而那廟祝則一直站在原地,注視著王珝背影,目送其人遠去。
「張主祭,張主祭!」一個路過的巫女見自家廟祝站在這裡不動,不由得疑惑地喊了一聲,「您在這裡幹什麼?」
「嗯?啊!我什麼時候在這裡的?」張主祭猛然回神,想了一陣,「我剛才出來有事吩咐,然後就隨便走走,不成想在這裡發了會呆。」
「那您繼續,我就不打擾您了。」巫女輕笑一聲,轉身離開。
張主祭搖搖頭,納悶道:「奇怪,我剛是要做什麼來著?」
......
天空之上,王珝辨明方向,發現自身正在玄正洲東方一座大城附近,離白日所見的明湖尚有一段距離。
此時天色將晚,他也就沒有急著去尋找姬飛晨,而是在山巔按落雲頭,從袖中掏出了那兩枚銅壺,準備一探究竟。
打開一枚銅壺,濃郁的香火之氣從其中飄散開,道人眉頭一挑,將其內事物倒了出來。
隨著王珝動作,一枚枚乳白色的雲形玉幣傾瀉出來,被他拿在手中打量。
「果不其然,是雲幣。」掂量著兩個銅壺,王珝有些疑惑,「不過這個份量,是不是太多了,足以讓我在短時間內登臨一方神位後,還有不少剩餘。」
雲幣是神道專有的一種交易物,是由神祇出手,將自身所得的信仰香火提純而來。是最純粹的香火願力結晶,任何神祇都能無礙吸收。

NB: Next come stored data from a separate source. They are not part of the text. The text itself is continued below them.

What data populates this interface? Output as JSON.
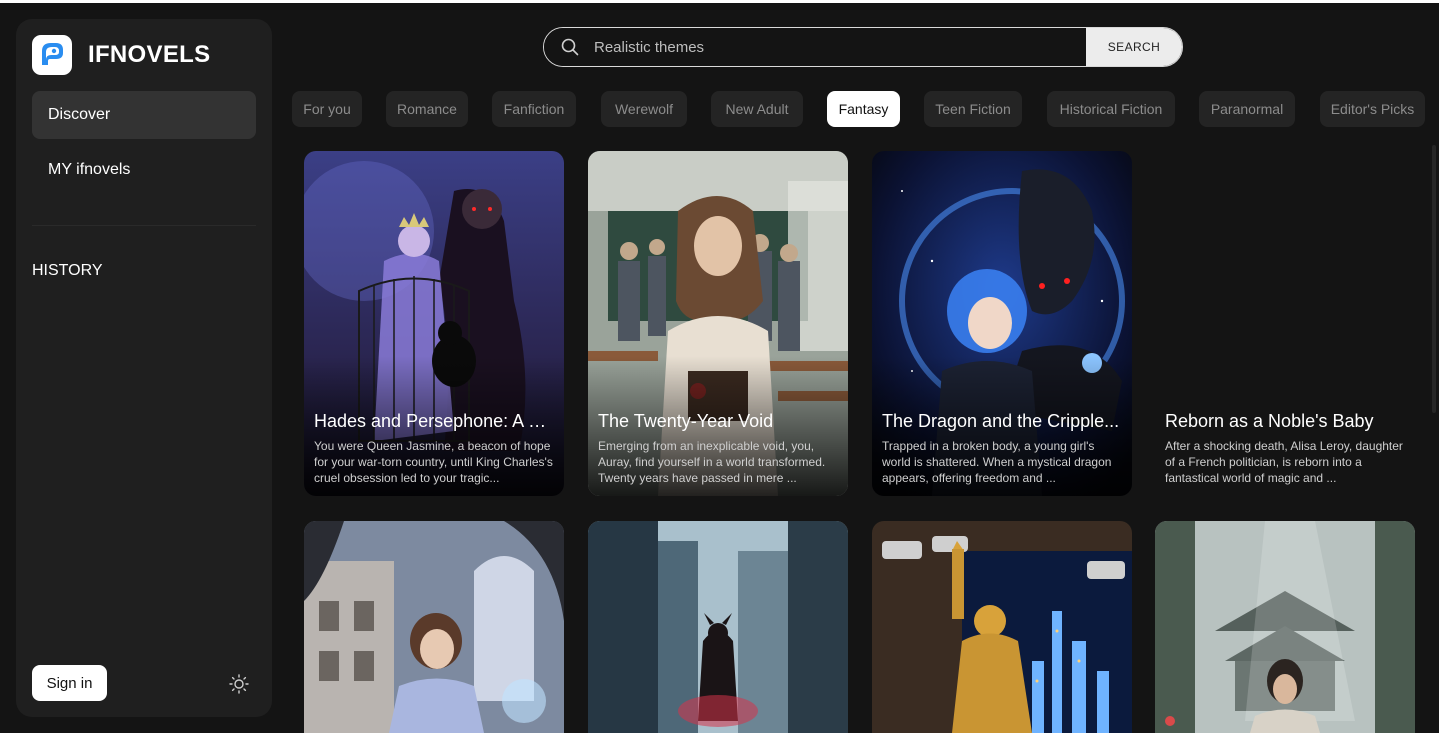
{
  "app": {
    "brand": "IFNOVELS"
  },
  "sidebar": {
    "items": [
      {
        "label": "Discover",
        "active": true
      },
      {
        "label": "MY ifnovels",
        "active": false
      }
    ],
    "history_label": "HISTORY",
    "signin_label": "Sign in",
    "theme_icon": "sun-icon"
  },
  "search": {
    "placeholder": "Realistic themes",
    "button_label": "SEARCH",
    "icon": "search-icon"
  },
  "categories": [
    {
      "label": "For you"
    },
    {
      "label": "Romance"
    },
    {
      "label": "Fanfiction"
    },
    {
      "label": "Werewolf"
    },
    {
      "label": "New Adult"
    },
    {
      "label": "Fantasy",
      "active": true
    },
    {
      "label": "Teen Fiction"
    },
    {
      "label": "Historical Fiction"
    },
    {
      "label": "Paranormal"
    },
    {
      "label": "Editor's Picks"
    }
  ],
  "books": [
    {
      "title": "Hades and Persephone: A D...",
      "description": "You were Queen Jasmine, a beacon of hope for your war-torn country, until King Charles's cruel obsession led to your tragic..."
    },
    {
      "title": "The Twenty-Year Void",
      "description": "Emerging from an inexplicable void, you, Auray, find yourself in a world transformed. Twenty years have passed in mere ..."
    },
    {
      "title": "The Dragon and the Cripple...",
      "description": "Trapped in a broken body, a young girl's world is shattered. When a mystical dragon appears, offering freedom and ..."
    },
    {
      "title": "Reborn as a Noble's Baby",
      "description": "After a shocking death, Alisa Leroy, daughter of a French politician, is reborn into a fantastical world of magic and ..."
    }
  ],
  "colors": {
    "background": "#141414",
    "sidebar": "#1f1f1f",
    "chip": "#242424",
    "active_chip": "#ffffff",
    "accent": "#4a8cf0"
  }
}
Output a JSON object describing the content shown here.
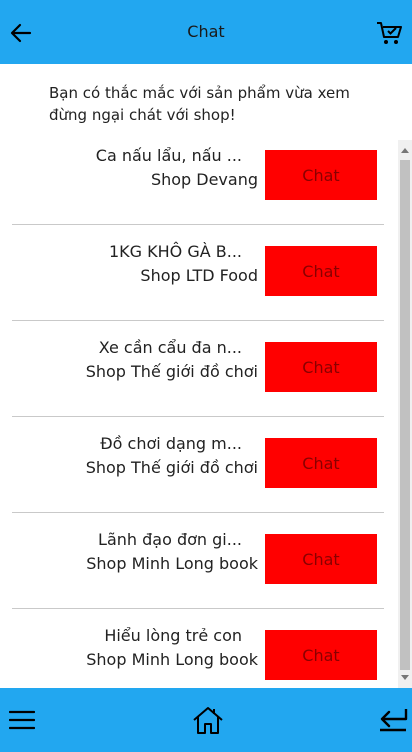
{
  "header": {
    "title": "Chat"
  },
  "intro": {
    "line1": "Bạn có thắc mắc với sản phẩm vừa xem",
    "line2": "đừng ngại chát với shop!"
  },
  "items": [
    {
      "product": "Ca nấu lẩu, nấu ...",
      "shop": "Shop Devang",
      "button": "Chat"
    },
    {
      "product": "1KG KHÔ GÀ B...",
      "shop": "Shop LTD Food",
      "button": "Chat"
    },
    {
      "product": "Xe cần cẩu đa n...",
      "shop": "Shop Thế giới đồ chơi",
      "button": "Chat"
    },
    {
      "product": "Đồ chơi dạng m...",
      "shop": "Shop Thế giới đồ chơi",
      "button": "Chat"
    },
    {
      "product": "Lãnh đạo đơn gi...",
      "shop": "Shop Minh Long book",
      "button": "Chat"
    },
    {
      "product": "Hiểu lòng trẻ con",
      "shop": "Shop Minh Long book",
      "button": "Chat"
    }
  ],
  "icons": {
    "back": "arrow-left-icon",
    "cart": "cart-icon",
    "menu": "menu-icon",
    "home": "home-icon",
    "return": "return-icon"
  },
  "colors": {
    "bar": "#22a7f0",
    "chat_button": "#ff0000",
    "chat_text": "#8a0000"
  }
}
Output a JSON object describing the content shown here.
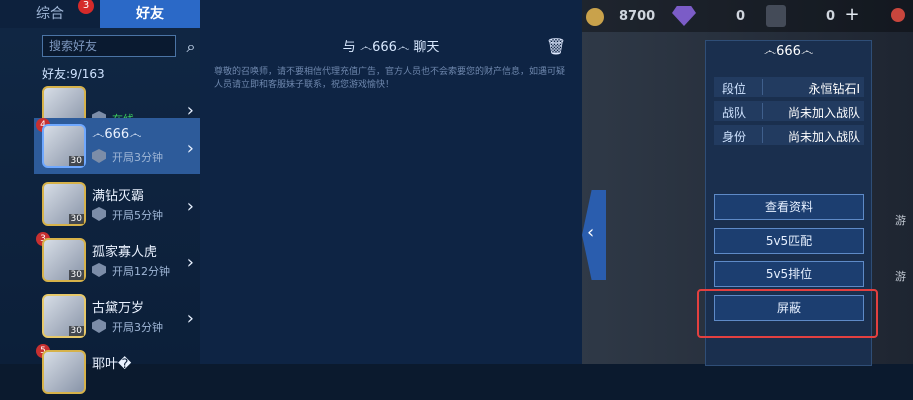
{
  "tabs": [
    {
      "label": "综合",
      "badge": "3"
    },
    {
      "label": "好友"
    }
  ],
  "search": {
    "placeholder": "搜索好友",
    "icon": "search-icon"
  },
  "friend_count": "好友:9/163",
  "friends": [
    {
      "name": "",
      "badge": "",
      "status": "在线",
      "level": ""
    },
    {
      "name": "෴666෴",
      "badge": "4",
      "status": "开局3分钟",
      "level": "30"
    },
    {
      "name": "满钻灭霸",
      "badge": "",
      "status": "开局5分钟",
      "level": "30"
    },
    {
      "name": "孤家寡人虎",
      "badge": "3",
      "status": "开局12分钟",
      "level": "30"
    },
    {
      "name": "古黛万岁",
      "badge": "",
      "status": "开局3分钟",
      "level": "30"
    },
    {
      "name": "耶叶�",
      "badge": "5",
      "status": "",
      "level": ""
    }
  ],
  "chat": {
    "title": "与 ෴666෴ 聊天",
    "notice": "尊敬的召唤师，请不要相信代理充值广告，官方人员也不会索要您的财产信息，如遇可疑人员请立即和客服妹子联系，祝您游戏愉快！"
  },
  "topbar": {
    "gold": "8700",
    "gems": "0",
    "tickets": "0",
    "plus": "+"
  },
  "profile": {
    "name": "෴666෴",
    "rows": [
      {
        "key": "段位",
        "value": "永恒钻石I"
      },
      {
        "key": "战队",
        "value": "尚未加入战队"
      },
      {
        "key": "身份",
        "value": "尚未加入战队"
      }
    ],
    "buttons": [
      "查看资料",
      "5v5匹配",
      "5v5排位",
      "屏蔽"
    ]
  },
  "side_labels": [
    "游",
    "游"
  ],
  "colors": {
    "accent": "#2b69c7",
    "highlight": "#e34040",
    "online": "#3ed35e"
  }
}
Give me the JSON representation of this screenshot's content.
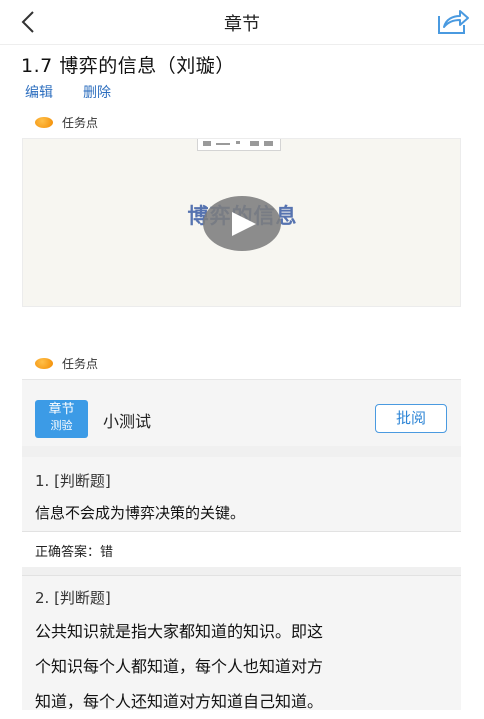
{
  "header": {
    "title": "章节",
    "back_icon": "chevron-left-icon",
    "share_icon": "share-icon",
    "accent_color": "#4a9ae0"
  },
  "chapter": {
    "title": "1.7 博弈的信息（刘璇）",
    "edit_label": "编辑",
    "delete_label": "删除"
  },
  "task_point_label": "任务点",
  "video": {
    "caption": "博弈的信息",
    "play_icon": "play-icon"
  },
  "quiz": {
    "badge_line1": "章节",
    "badge_line2": "测验",
    "title": "小测试",
    "review_label": "批阅",
    "badge_color": "#3c9be6"
  },
  "questions": [
    {
      "type": "1. [判断题]",
      "text": "信息不会成为博弈决策的关键。",
      "answer": "正确答案：错"
    },
    {
      "type": "2. [判断题]",
      "lines": [
        "公共知识就是指大家都知道的知识。即这",
        "个知识每个人都知道，每个人也知道对方",
        "知道，每个人还知道对方知道自己知道。"
      ]
    }
  ]
}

這種貨幣就和仙道的甘露一樣,都是自身攜帶巨大價值,可以幫助修煉的寶物。
打開另一枚銅壺,裡面同樣滿滿當當裝了一壺雲幣。但除此之外,還有一樣事物放於其中,被層層疊疊的雲幣遮蓋,只露出一個小角。
「讓我看看,這又是什麼東西。」
王珝將其取出,發現是一方木製的神位靈牌,似乎就是那種最低級的神廟中所供奉的普通牌位。

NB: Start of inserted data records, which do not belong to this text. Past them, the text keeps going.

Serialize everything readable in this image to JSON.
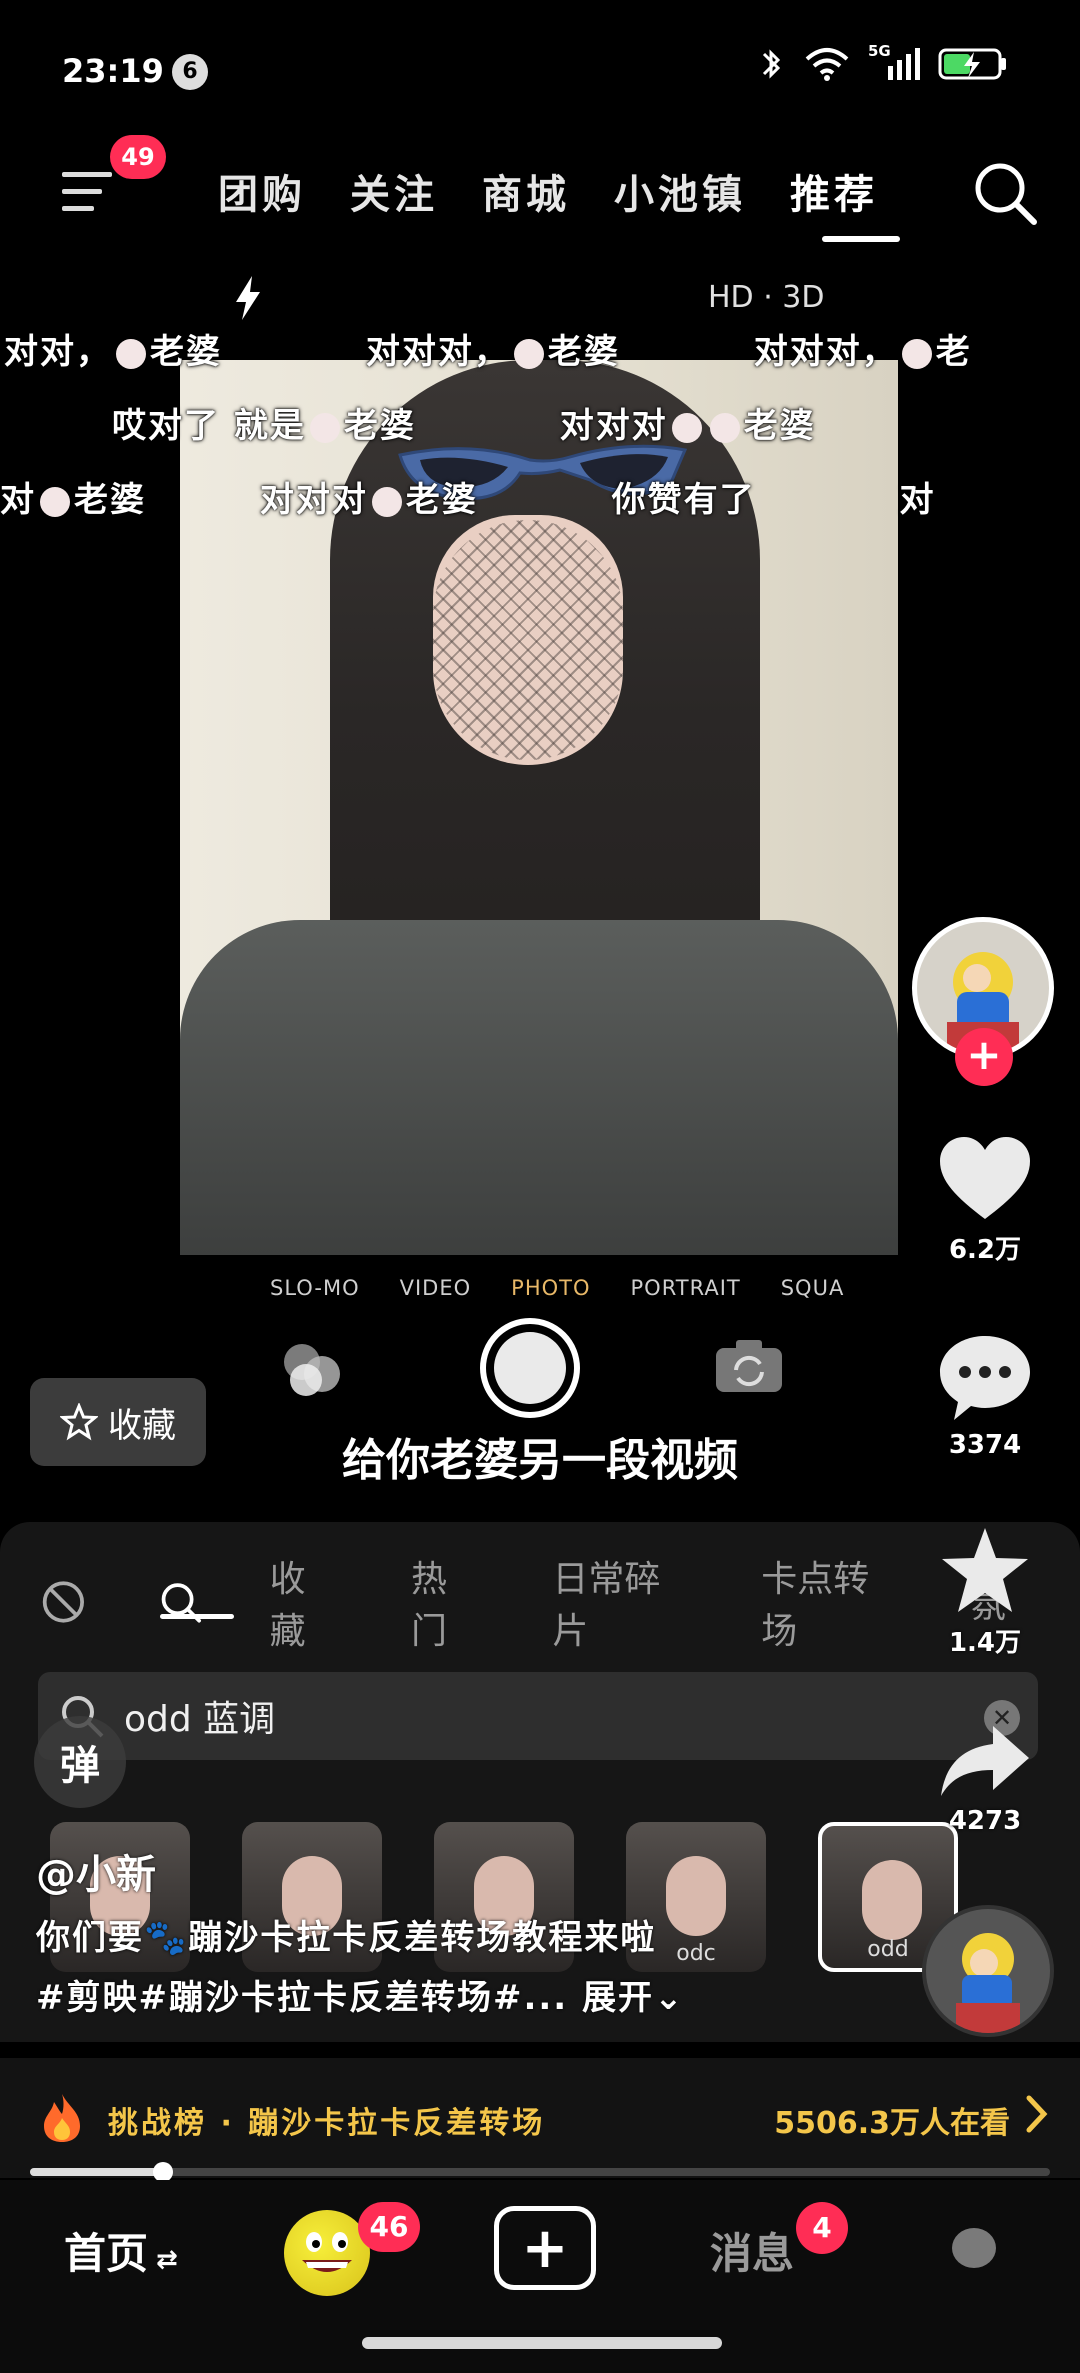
{
  "status_bar": {
    "time": "23:19",
    "notification_count": "6",
    "icons": [
      "bluetooth-icon",
      "wifi-icon",
      "5g-signal-icon",
      "battery-charging-icon"
    ],
    "network_label": "5G"
  },
  "top_nav": {
    "menu_badge": "49",
    "tabs": [
      "团购",
      "关注",
      "商城",
      "小池镇",
      "推荐"
    ],
    "active_tab": "推荐"
  },
  "camera_overlay": {
    "quality": "HD · 3D",
    "modes": [
      "SLO-MO",
      "VIDEO",
      "PHOTO",
      "PORTRAIT",
      "SQUA"
    ],
    "selected_mode": "PHOTO"
  },
  "danmaku": {
    "row1": [
      "对对，",
      "老婆",
      "对对对，",
      "老婆",
      "对对对，",
      "老"
    ],
    "row2": [
      "哎对了 就是",
      "老婆",
      "对对对",
      "老婆"
    ],
    "row3": [
      "对",
      "老婆",
      "对对对",
      "老婆",
      "你赞有了",
      "对"
    ]
  },
  "collect_button": {
    "label": "收藏"
  },
  "video_caption": "给你老婆另一段视频",
  "effect_panel": {
    "tabs": [
      "收藏",
      "热门",
      "日常碎片",
      "卡点转场",
      "氛"
    ],
    "search_value": "odd 蓝调",
    "thumb_labels": [
      "",
      "",
      "",
      "odc",
      "odd"
    ]
  },
  "danmaku_button": "弹",
  "author": "@小新",
  "description_line1": "你们要🐾蹦沙卡拉卡反差转场教程来啦",
  "description_line2": "#剪映#蹦沙卡拉卡反差转场#...",
  "expand_label": "展开",
  "actions": {
    "likes": "6.2万",
    "comments": "3374",
    "favorites": "1.4万",
    "shares": "4273"
  },
  "challenge": {
    "text": "挑战榜 · 蹦沙卡拉卡反差转场",
    "viewers": "5506.3万人在看"
  },
  "progress": 0.13,
  "bottom_nav": {
    "home": "首页",
    "friends_badge": "46",
    "messages": "消息",
    "messages_badge": "4"
  },
  "colors": {
    "accent_red": "#ff2d55",
    "challenge_gold": "#f4c64a"
  }
}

「這是哪尊神祇的牌位?那貴人說是我曾經的失物,莫非是我自己的神位?」
王珝眉頭一挑,這東西尋常百姓祭祀死者之靈時也會用到,他看著這就跟看見一方墓碑一般,覺得有些晦氣。
道人轉過牌位,看向其上所書名諱,卻是微微一愣:
「陵陽子?這牌位怎麼會在這裡?」
陵陽子,是王珝在通冥山封印陰陽通道時所知曉的一位仙家。
數百年前,此人途徑通冥山,發現陰陽通道,設下法陣暫時阻隔後就匆匆離去,不久便殞身仙魔殺劫之中。

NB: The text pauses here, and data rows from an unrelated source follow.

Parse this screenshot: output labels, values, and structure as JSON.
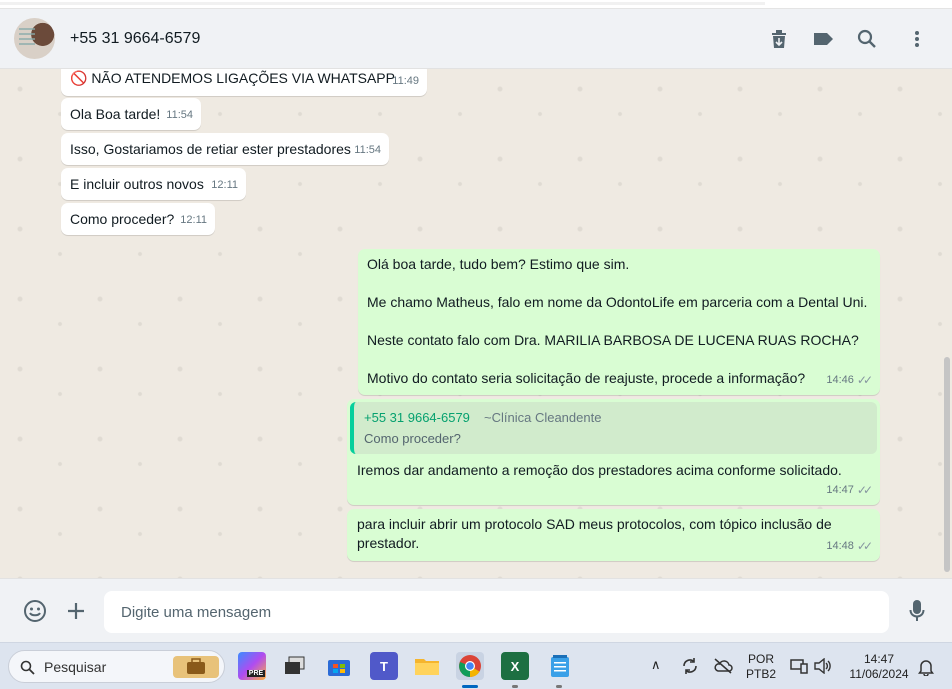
{
  "header": {
    "contact_name": "+55 31 9664-6579"
  },
  "messages_in": [
    {
      "text": "🚫 NÃO ATENDEMOS LIGAÇÕES VIA WHATSAPP",
      "time": "11:49"
    },
    {
      "text": "Ola Boa tarde!",
      "time": "11:54"
    },
    {
      "text": "Isso, Gostariamos de retiar ester prestadores",
      "time": "11:54"
    },
    {
      "text": "E incluir outros novos",
      "time": "12:11"
    },
    {
      "text": "Como proceder?",
      "time": "12:11"
    }
  ],
  "message_out_1": {
    "lines": [
      "Olá boa tarde, tudo bem? Estimo que sim.",
      "Me chamo Matheus, falo em nome da OdontoLife em parceria com a Dental Uni.",
      "Neste contato falo com Dra. MARILIA BARBOSA DE LUCENA RUAS ROCHA?",
      "Motivo do contato seria solicitação de reajuste, procede a informação?"
    ],
    "time": "14:46"
  },
  "message_out_2": {
    "quote_name": "+55 31 9664-6579",
    "quote_sub": "~Clínica Cleandente",
    "quote_text": "Como proceder?",
    "text": "Iremos dar andamento a remoção dos prestadores acima conforme solicitado.",
    "time": "14:47"
  },
  "message_out_3": {
    "line1": "para incluir abrir um protocolo SAD meus protocolos, com tópico inclusão de",
    "line2": "prestador.",
    "time": "14:48"
  },
  "composer": {
    "placeholder": "Digite uma mensagem"
  },
  "taskbar": {
    "search_label": "Pesquisar",
    "lang_top": "POR",
    "lang_bottom": "PTB2",
    "clock_time": "14:47",
    "clock_date": "11/06/2024"
  }
}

後來王珝推算自身所得機緣,往通冥山一行,發現此事,遂了結後患,並說服當地百姓以陵陽子為主祭,將其祭祀為神。
當時通冥山下的村民建廟,王珝一直在周邊旁觀,這尊神主牌位的形制,和那廟宇之中的牌位是一模一樣,連所用材料都是相同。
「這是陵陽子的牌位,即使作為祭祀對象的仙家已死,那也是神位空懸,怎麼會是我的失物?總不可能因為我是配祀,所以就歸屬於我了吧?」
王珝正在驚訝,卻發現上面書寫的神靈名諱有了變化,「陵陽子」三字的「子」字正慢慢淡去,又有兩個同樣字跡的文字浮現出來,綴在「陵陽」二字之後。
「陵陽......國侯?陽侯?」
王珝心中掀起萬丈波瀾,不敢相信自身所見,這尊普普通通的仙人牌位竟然莫名其妙地變成了陽侯的神位!